Search code examples
google-cloud-platformgpugoogle-kubernetes-enginebandwidth

Google Cloud Kubernates nodes bandwidth


I'm deploying my cluster on Google Cloud Kubernates service. It already has a few nodes. Also, I need the server with GPU from Google Cloud to make it work with my cluster. GPU instance continuously processes the incoming traffic (bandwidth should be up to 1Gb/s) and sends the results on cluster nodes (bandwidth should be even more than incoming bandwidth).

The most critical things for me in the project:
1) bandwidth between these nodes inside cluster;
2) bandwidth between the node and the GPU server;
3) bandwidth between the GPU server and the world;
4) bandwidth between the node and world.

The minimum appropriate bandwidth for each node is 1 Gb/s on downloading and uploading both. When I make speed tests, it shows download speed 100-680 Mb/s and upload speed 67-138 Mb/s for the same node on the same time (screenshots below were made in period 30 seconds between each other). So the current bandwidth is too small and unstable. But I need stable bandwidth starting from 1 Gb/s.

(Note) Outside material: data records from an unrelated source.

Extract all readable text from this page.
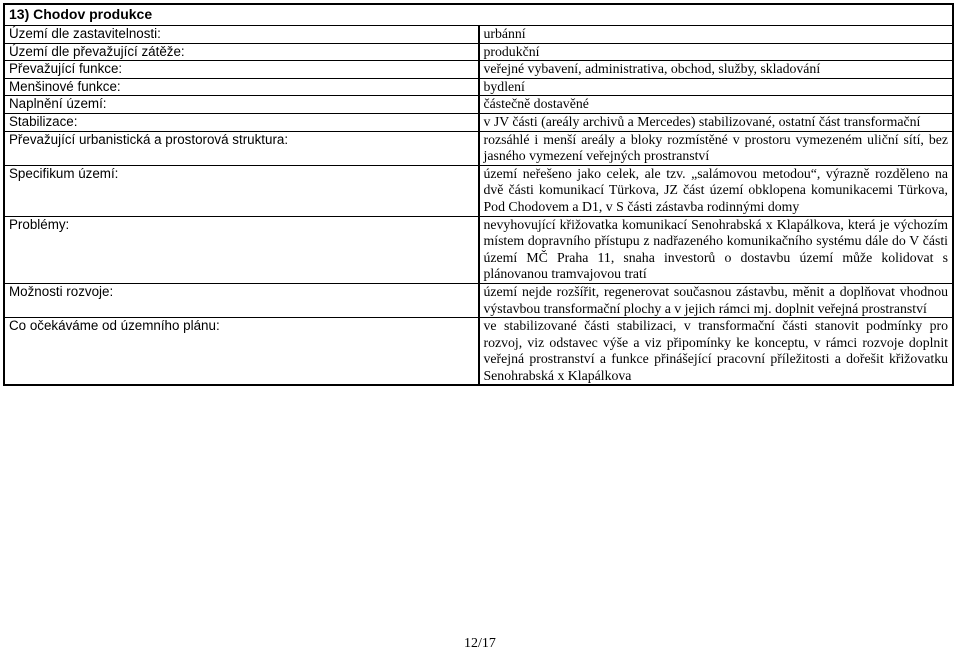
13) Chodov produkce	
Území dle zastavitelnosti:	urbánní
Území dle převažující zátěže:	produkční
Převažující funkce:	veřejné vybavení, administrativa, obchod, služby, skladování
Menšinové funkce:	bydlení
Naplnění území:	částečně dostavěné
Stabilizace:	v JV části (areály archivů a Mercedes) stabilizované, ostatní část transformační
Převažující urbanistická a prostorová struktura:	rozsáhlé i menší areály a bloky rozmístěné v prostoru vymezeném uliční sítí, bez jasného vymezení veřejných prostranství
Specifikum území:	území neřešeno jako celek, ale tzv. „salámovou metodou“, výrazně rozděleno na dvě části komunikací Türkova, JZ část území obklopena komunikacemi Türkova, Pod Chodovem a D1, v S části zástavba rodinnými domy
Problémy:	nevyhovující křižovatka komunikací Senohrabská x Klapálkova, která je výchozím místem dopravního přístupu z nadřazeného komunikačního systému dále do V části území MČ Praha 11, snaha investorů o dostavbu území může kolidovat s plánovanou tramvajovou tratí
Možnosti rozvoje:	území nejde rozšířit, regenerovat současnou zástavbu, měnit a doplňovat vhodnou výstavbou transformační plochy a v jejich rámci mj. doplnit veřejná prostranství
Co očekáváme od územního plánu:	ve stabilizované části stabilizaci, v transformační části stanovit podmínky pro rozvoj, viz odstavec výše a viz připomínky ke konceptu, v rámci rozvoje doplnit veřejná prostranství a funkce přinášející pracovní příležitosti a dořešit křižovatku Senohrabská x Klapálkova
12/17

I tried to find any technical specification or pricing on bandwidth in Google Docs. But, there are only CPU/GPU/RAM/Disk, not bandwidth in the technical specification. And there is only traffic per month pricing on docs.

TL;DR:
How can I set stable 1 Gb/s or more bandwidth for each of the cluster nodes, GPU instance and any other Google Cloud virtual machine? Is there any service in Google Cloud that provides bandwidth of more than 1 Gb/s? Is there any solution/service in Google Cloud how to handle big Internet traffic?

The first speed test

The second speed test in 30 seconds

The third speed test in 60 seconds since the first

The fourth speed test in 90 seconds since the first

P.S. speed tests were made via:

npx speedo-cli

Solution

  • There's no guarantee really, especially when it comes to traffic to/from networks outside GCP. Here's a few things you can do to maximize bandwidth though:

    1. Increase the number of CPU cores per instance:

      caps are dependent on the number of vCPUs that a virtual machine instance has. Each core is subject to a 2 Gbits/second (Gbps) cap for peak performance. Each additional core increases the network cap, up to a theoretical maximum of 16 Gbps for each virtual machine. source

      • Note that the 2 Gbps per vCPU cap represents a theoretical limit using internal networks:

        The cap is a limit that can't be exceeded and doesn't indicate the actual throughput of your egress traffic. There is no guarantee that your traffic will achieve the maximum throughput, which depends on many factors other than the cap. source

    2. In case of traffic between VMs (i.e., cases 1 and 2 in your question) make sure the VMs are located in the same zone and you're using internal IPs:

      Any time you transfer data or communicate between VMs, you can achieve max performance by always using the internal IP to communicate. In many cases, the difference in speed can be drastic. source

      • Check this answer on how to measure network bandwidth between VMs using iperf.
    3. For advanced use cases you can try fine-tuning the TCP window size in your VMs.

    Finally, one benchmark observed that the GCP network throughput is 81x more variable when compared to AWS. Naturally this just reflects one benchmark but you might find it worthwhile to test other providers yourself.